Nor does Goodwin prevent the sentencing court’s use of Hickman’s prior Washington convictions to calculate his offender score without first engaging in a same criminal conduct analysis. The Goodwin court specifically recognized that a defendant who stipulates to his Washington convictions may waive the right to argue on appeal that several of those earlier convictions should have been counted as the *908same criminal conduct.1 146 Wn.2d at 875. The Goodwin court noted that application of the same criminal conduct statute involves both factual determinations and the exercise of sentencing court discretion. 146 Wn.2d at 875. Similarly here, the comparability question raises factual issues that we cannot review.

Accordingly, we affirm.

Quinn-Brintnall, A.C.J., and Bridgewater, J., affirm.

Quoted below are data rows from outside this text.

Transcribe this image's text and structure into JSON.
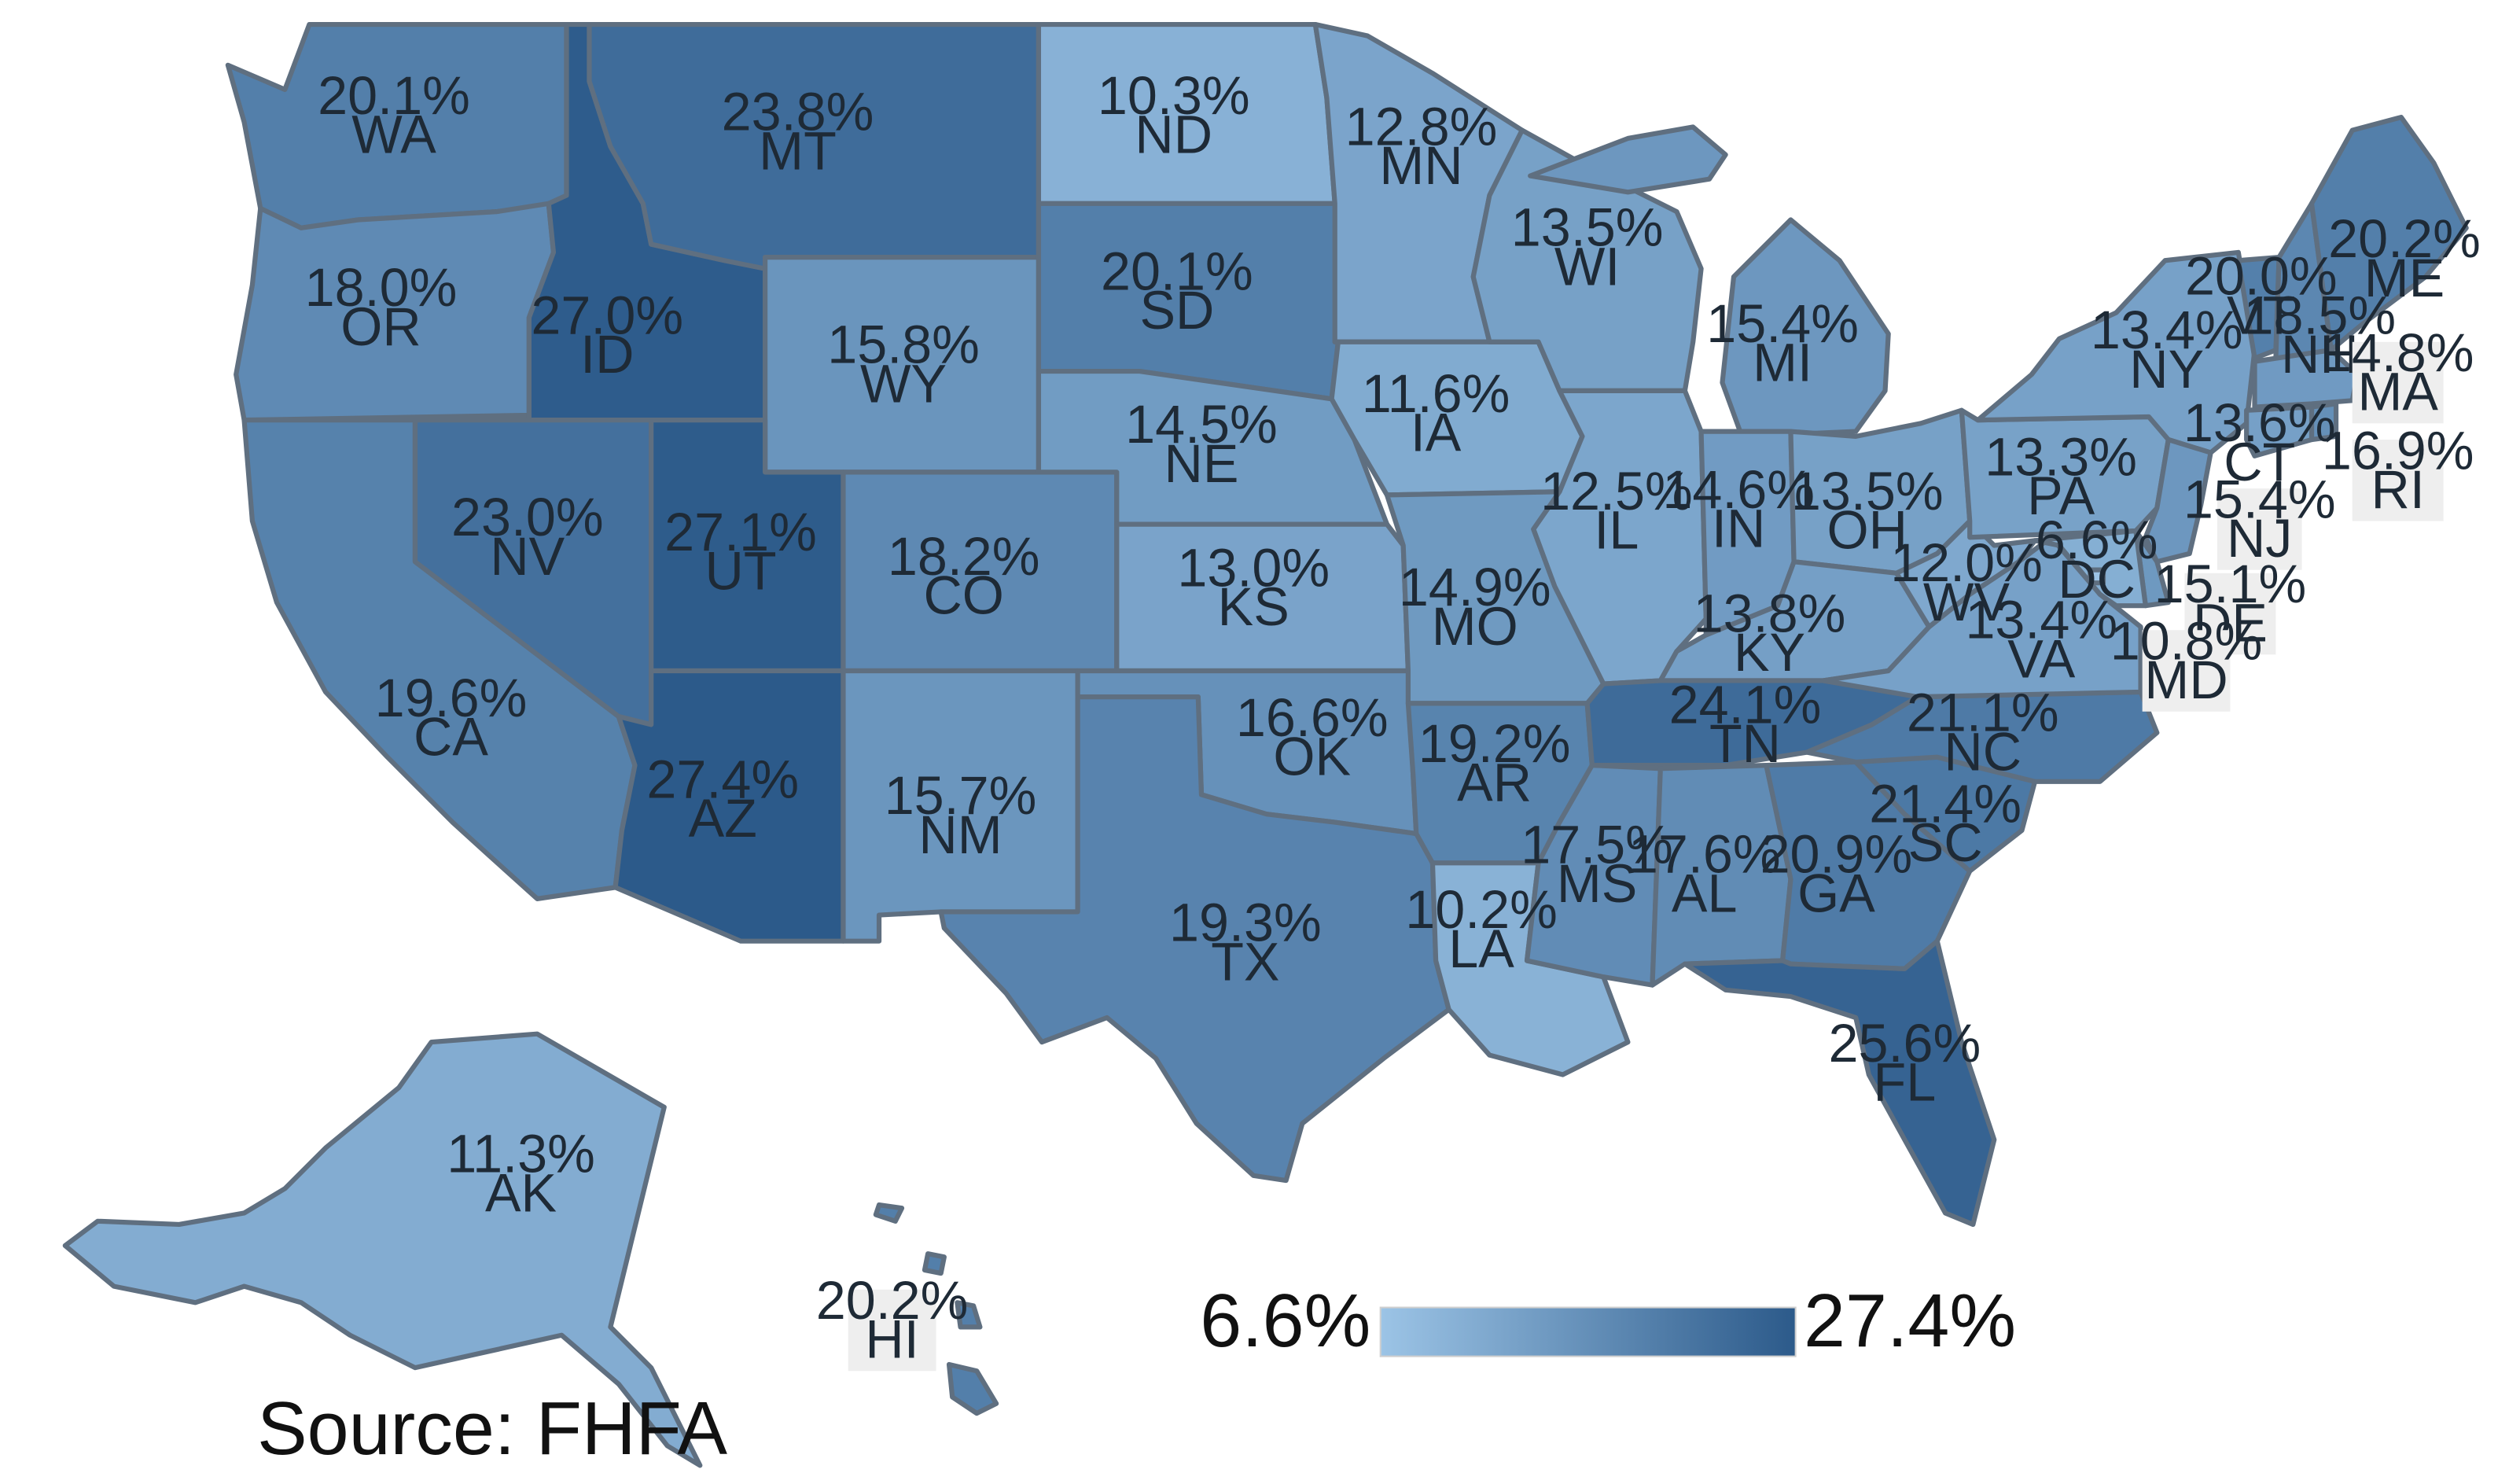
{
  "map": {
    "scale": {
      "min": 6.6,
      "max": 27.4,
      "min_label": "6.6%",
      "max_label": "27.4%",
      "color_low": "#9cc4e6",
      "color_high": "#2c5a8a"
    },
    "source": "Source:  FHFA",
    "states": [
      {
        "code": "WA",
        "value": 20.1,
        "pct": "20.1%"
      },
      {
        "code": "OR",
        "value": 18.0,
        "pct": "18.0%"
      },
      {
        "code": "CA",
        "value": 19.6,
        "pct": "19.6%"
      },
      {
        "code": "ID",
        "value": 27.0,
        "pct": "27.0%"
      },
      {
        "code": "NV",
        "value": 23.0,
        "pct": "23.0%"
      },
      {
        "code": "MT",
        "value": 23.8,
        "pct": "23.8%"
      },
      {
        "code": "WY",
        "value": 15.8,
        "pct": "15.8%"
      },
      {
        "code": "UT",
        "value": 27.1,
        "pct": "27.1%"
      },
      {
        "code": "AZ",
        "value": 27.4,
        "pct": "27.4%"
      },
      {
        "code": "CO",
        "value": 18.2,
        "pct": "18.2%"
      },
      {
        "code": "NM",
        "value": 15.7,
        "pct": "15.7%"
      },
      {
        "code": "ND",
        "value": 10.3,
        "pct": "10.3%"
      },
      {
        "code": "SD",
        "value": 20.1,
        "pct": "20.1%"
      },
      {
        "code": "NE",
        "value": 14.5,
        "pct": "14.5%"
      },
      {
        "code": "KS",
        "value": 13.0,
        "pct": "13.0%"
      },
      {
        "code": "OK",
        "value": 16.6,
        "pct": "16.6%"
      },
      {
        "code": "TX",
        "value": 19.3,
        "pct": "19.3%"
      },
      {
        "code": "MN",
        "value": 12.8,
        "pct": "12.8%"
      },
      {
        "code": "IA",
        "value": 11.6,
        "pct": "11.6%"
      },
      {
        "code": "MO",
        "value": 14.9,
        "pct": "14.9%"
      },
      {
        "code": "AR",
        "value": 19.2,
        "pct": "19.2%"
      },
      {
        "code": "LA",
        "value": 10.2,
        "pct": "10.2%"
      },
      {
        "code": "WI",
        "value": 13.5,
        "pct": "13.5%"
      },
      {
        "code": "IL",
        "value": 12.5,
        "pct": "12.5%"
      },
      {
        "code": "MI",
        "value": 15.4,
        "pct": "15.4%"
      },
      {
        "code": "IN",
        "value": 14.6,
        "pct": "14.6%"
      },
      {
        "code": "OH",
        "value": 13.5,
        "pct": "13.5%"
      },
      {
        "code": "KY",
        "value": 13.8,
        "pct": "13.8%"
      },
      {
        "code": "TN",
        "value": 24.1,
        "pct": "24.1%"
      },
      {
        "code": "MS",
        "value": 17.5,
        "pct": "17.5%"
      },
      {
        "code": "AL",
        "value": 17.6,
        "pct": "17.6%"
      },
      {
        "code": "GA",
        "value": 20.9,
        "pct": "20.9%"
      },
      {
        "code": "FL",
        "value": 25.6,
        "pct": "25.6%"
      },
      {
        "code": "SC",
        "value": 21.4,
        "pct": "21.4%"
      },
      {
        "code": "NC",
        "value": 21.1,
        "pct": "21.1%"
      },
      {
        "code": "VA",
        "value": 13.4,
        "pct": "13.4%"
      },
      {
        "code": "WV",
        "value": 12.0,
        "pct": "12.0%"
      },
      {
        "code": "PA",
        "value": 13.3,
        "pct": "13.3%"
      },
      {
        "code": "NY",
        "value": 13.4,
        "pct": "13.4%"
      },
      {
        "code": "VT",
        "value": 20.0,
        "pct": "20.0%"
      },
      {
        "code": "NH",
        "value": 18.5,
        "pct": "18.5%"
      },
      {
        "code": "ME",
        "value": 20.2,
        "pct": "20.2%"
      },
      {
        "code": "MA",
        "value": 14.8,
        "pct": "14.8%"
      },
      {
        "code": "RI",
        "value": 16.9,
        "pct": "16.9%"
      },
      {
        "code": "CT",
        "value": 13.6,
        "pct": "13.6%"
      },
      {
        "code": "NJ",
        "value": 15.4,
        "pct": "15.4%"
      },
      {
        "code": "DE",
        "value": 15.1,
        "pct": "15.1%"
      },
      {
        "code": "MD",
        "value": 10.8,
        "pct": "10.8%"
      },
      {
        "code": "DC",
        "value": 6.6,
        "pct": "6.6%"
      },
      {
        "code": "AK",
        "value": 11.3,
        "pct": "11.3%"
      },
      {
        "code": "HI",
        "value": 20.2,
        "pct": "20.2%"
      }
    ]
  }
}
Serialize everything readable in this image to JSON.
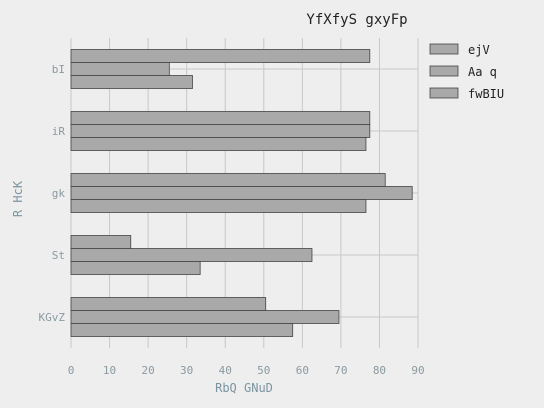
{
  "chart_data": {
    "type": "bar",
    "orientation": "horizontal",
    "title": "YfXfyS gxyFp",
    "xlabel": "RbQ GNuD",
    "ylabel": "R HcK",
    "categories": [
      "KGvZ",
      "St",
      "gk",
      "iR",
      "bI"
    ],
    "series": [
      {
        "name": "ejV",
        "values": [
          50.5,
          15.5,
          81.5,
          77.5,
          77.5
        ]
      },
      {
        "name": "Aa q",
        "values": [
          69.5,
          62.5,
          88.5,
          77.5,
          25.5
        ]
      },
      {
        "name": "fwBIU",
        "values": [
          57.5,
          33.5,
          76.5,
          76.5,
          31.5
        ]
      }
    ],
    "xlim": [
      0,
      90
    ],
    "xticks": [
      "0",
      "10",
      "20",
      "30",
      "40",
      "50",
      "60",
      "70",
      "80",
      "90"
    ],
    "grid": true,
    "legend_position": "top-right",
    "colors": {
      "background": "#eeeeee",
      "bar_fill": "#a9a9a9",
      "bar_edge": "#444444",
      "grid": "#c8c8c8"
    }
  }
}
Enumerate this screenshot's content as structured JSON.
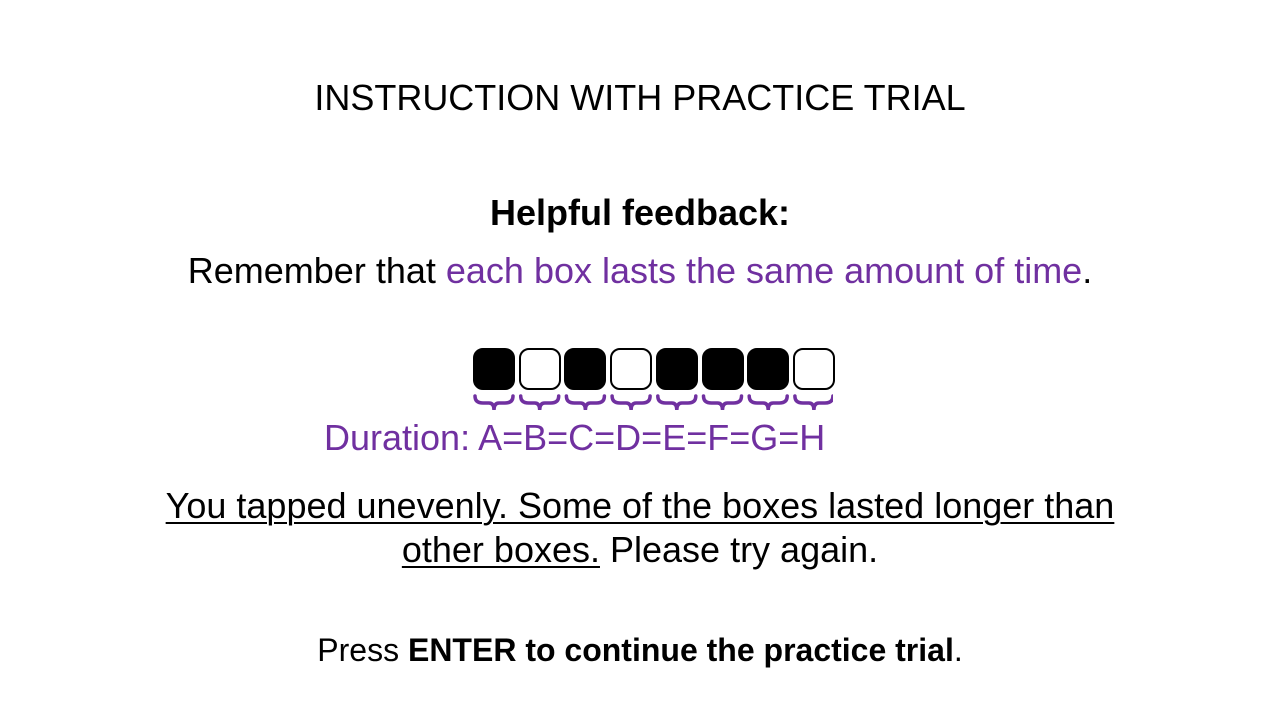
{
  "title": "INSTRUCTION WITH PRACTICE TRIAL",
  "subheading": "Helpful feedback:",
  "remember": {
    "prefix": "Remember that ",
    "highlight": "each box lasts the same amount of time",
    "suffix": "."
  },
  "boxes": [
    {
      "state": "filled"
    },
    {
      "state": "empty"
    },
    {
      "state": "filled"
    },
    {
      "state": "empty"
    },
    {
      "state": "filled"
    },
    {
      "state": "filled"
    },
    {
      "state": "filled"
    },
    {
      "state": "empty"
    }
  ],
  "duration_text": "Duration: A=B=C=D=E=F=G=H",
  "feedback": {
    "underlined_line1": "You tapped unevenly. Some of the boxes lasted longer than",
    "underlined_line2": "other boxes.",
    "rest": " Please try again."
  },
  "press": {
    "prefix": "Press ",
    "bold": "ENTER to continue the practice trial",
    "suffix": "."
  },
  "colors": {
    "accent": "#7030a0",
    "text": "#000000",
    "background": "#ffffff"
  }
}
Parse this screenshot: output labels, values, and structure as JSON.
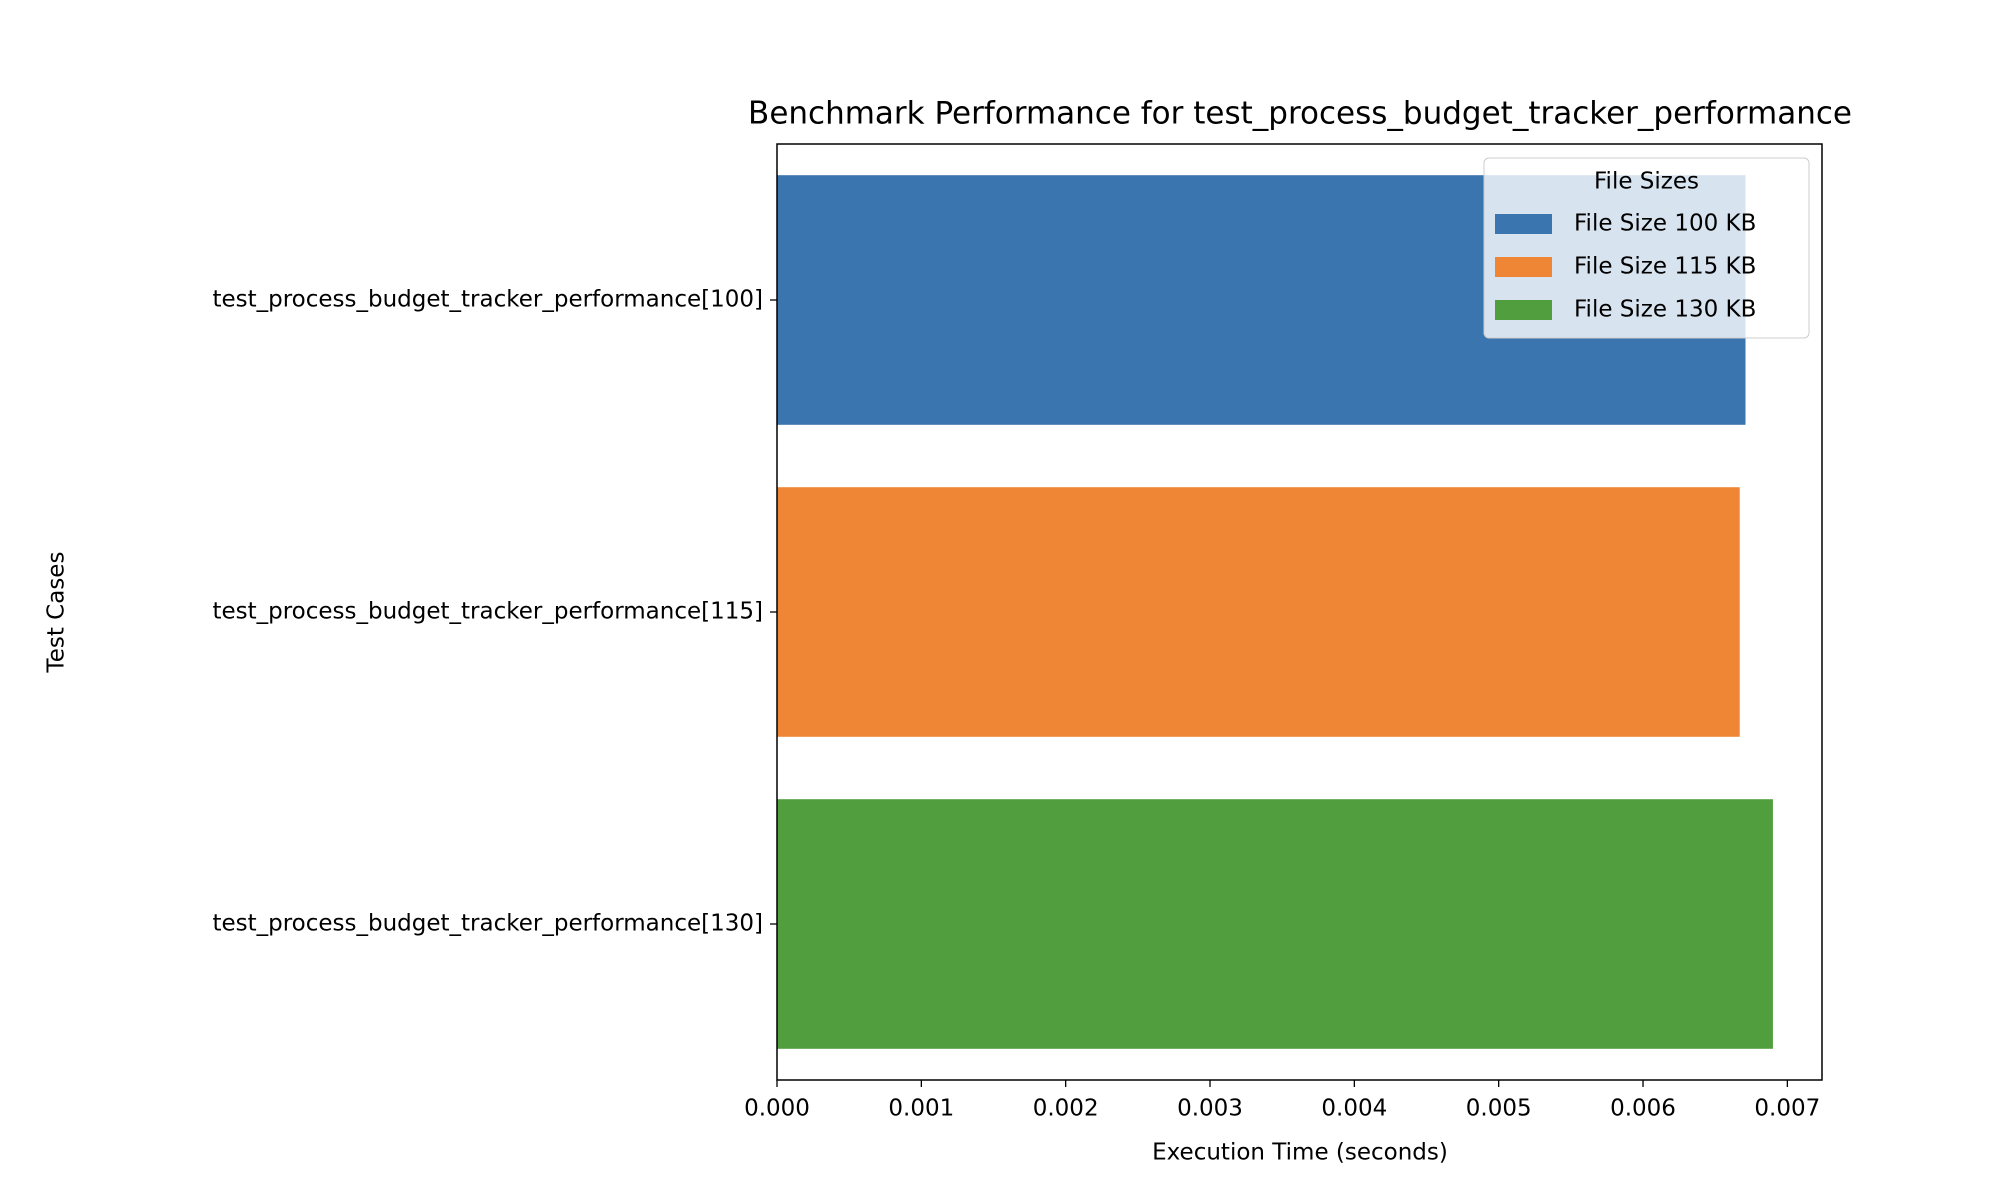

The court based its conclusion on State v. Nitsch, 100 Wn. App. 512, 997 P.2d 1000 (2000). Goodwin, 146 Wn.2d at 875. There, the defendant argued that his offender score was incorrect because his crimes were the same criminal conduct. Nitsch, 100 Wn. App. at 518. The Nitsch court rejected the argument because the defendant acknowledged the standard range sentence for his crimes in a presentence report. Nitsch, 100 Wn. App at 521-22. The standard range sentences for a crime depend on the defendant’s offender score and criminal history. See Nitsch, 100 Wn. App. at 522; former RCW 9.94A.310 (2000). Thus, the court held that the defendant had implicitly agreed that the corresponding offender score was correct and that his crimes were not the same criminal conduct. Nitsch, 100 Wn. App. at 521-22. The defendant had not contended at sentencing that his priors constituted the same criminal conduct, and the Nitsch court reasoned that “[t]he trial court.. . should not he required, without invitation, to identify the presence or absence of the [same criminal conduct] issue and rule thereon.” 100 Wn. App. at 525.

Here, defense counsel did state: “And we did put down [an offender score off eight on the second page [of the plea agreement] and he did initial that. The problem in this case is he had some concurrent convictions that he interprets as being the same criminal act and that was the issue, and [the prosecutor] made our agreement to eight as being part of the plea offer.” Report of Proceedings at 9 (emphasis added). But, read in context, defense counsel was not raising the same criminal conduct issue. Rather, he was merely explaining why the prosecutor and he had handwritten in Hickman’s stipulation to his offender score, as opposed to stipulating thereto on a separate form.